Es entspricht ständiger Rechtsprechung und herrschender Lehre, daß die Kündigungsschutzbestimmungen des MRG analog auf Bestandverträge über Grundstücke anzuwenden sind, wenn nach dem Willen der vertragschließenden Parteien auf der Bestandfläche ein Superädifikat errichtet wurde, das als Wohnung oder Geschäftsraum dienen soll (MietSlg 38.485, 38.256, 37.223; SZ 58/25; SZ 57/194 ua; Würth-Zingher, Miet- und Wohnrecht19 Rz 28 zu § 1 MRG; Schilcher in Korinek-Krejci, HBzMRG 53 ff).
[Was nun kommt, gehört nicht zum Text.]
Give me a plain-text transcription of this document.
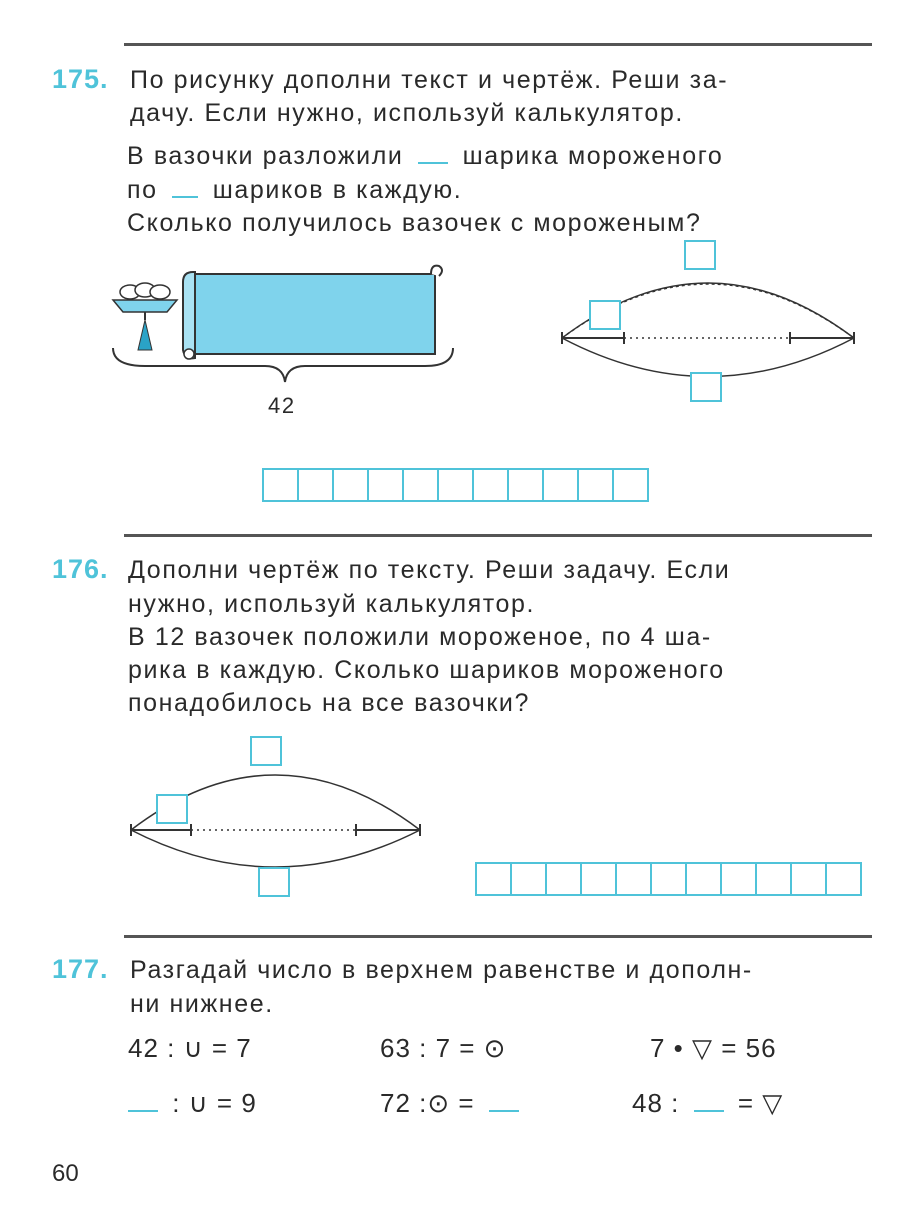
175. По рисунку дополни текст и чертёж. Реши за-
дачу. Если нужно, используй калькулятор.
В вазочки разложили шарика мороженого
по шариков в каждую.
Сколько получилось вазочек с мороженым?
42
176. Дополни чертёж по тексту. Реши задачу. Если
нужно, используй калькулятор.
В 12 вазочек положили мороженое, по 4 ша-
рика в каждую. Сколько шариков мороженого
понадобилось на все вазочки?
177. Разгадай число в верхнем равенстве и дополн-
ни нижнее.
42 : ∪ = 7	63 : 7 = ⊙	7 • ▽ = 56
: ∪ = 9	72 :⊙ =	48 : = ▽
60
Die analoge Anwendung der Kündigungsschutzbestimmungen scheitert nicht daran, daß es sich im Gegensatz zur angeführten Vorjudikatur um einen Untermietvertrag handelt, fallen doch auch Untermietverhältnisse unter die Kündigungsbeschränkungen des § 30 MRG.
Der Begriff des Geschäftsraumes im § 1 MRG ist weit gefaßt. Nach der beispielsweisen Aufzählung des Gesetzes fallen u.a. Werkstätten und Arbeitsräume darunter. Das Atelier eines akademischen Malers ist ein Geschäftsraum (MietSlg 3.761). Würde die im Raum ausgeübte Tätigkeit bloß eigenen privaten Zwecken (zB Ausübung eines Hobbys) dienen, läge allerdings ein Geschäftsraum nicht vor (MietSlg 23.227; Swoboda, Kommentar zum MG2 85). Es muß vielmehr im Sinn des § 1 Abs 2 KSchG eine auf Dauer angelegte Organisation bestehen, selbst wenn sie nicht auf Gewinn gerichtet wäre (Bernat in Korinek-Krejci aaO 105; Würth-Zingher aaO Rz 30). Das Erstgericht stellte nun zwar fest, daß der Beklagte das Haus zu "künstlerischen und kulturellen Zwecken" benützte; es hat aber nicht erörtert und festgestellt, ob diese vom Beklagten verfolgten Zwecke über seine Privatsphäre hinausgingen, vor allem aber, ob diese Art der Benützung vom Vertragszweck her bestimmt war (MietSlg 35.369, 34.371, 32.260 ua; Würth-Zingher aaO). Eine einseitige spätere Änderung der vereinbarten Verwendungsart durch den Mieter könnte aus einem Ausstellungsobjekt keinen dem Mietrechtsgesetz unterliegenden Geschäftsraum schaffen (vgl. MietSlg 35.369 mwN). Nach dem Inhalt des schriftlichen Vertrages war Zweck die Aufstellung des Superädifikates. Ob über das Aufstellen des Superädifikates hinaus nach dem Parteiwillen der damit geschaffene Innenraum des Superädifikates zu über Privatzwecke des Beklagten hinausgehende künstlerische und kulturelle Geschäftszwecke im Sinn des § 1 MG bzw. § 1 MRG dienen sollte, wird zu prüfen und festzustellen sein. Nur in diesem Fall unterläge das Untermietverhältnis den Kündigungsschutzbestimmungen des Mietrechtsgesetzes. Da die Vorinstanzen von anderen Rechtsansichten ausgehend diese erheblich scheinenden Feststellungen nicht getroffen haben, sind in Stattgebung der Revision ihre Urteile aufzuheben. Die Rechtssache ist gemäß § 510 Abs 1 ZPO an das Prozeßgericht erster Instanz zur neuerlichen Verhandlung und Entscheidung zurückzuverweisen. Die Entscheidung über die Kosten des Revisionsverfahrens gründet sich auf § 52 ZPO.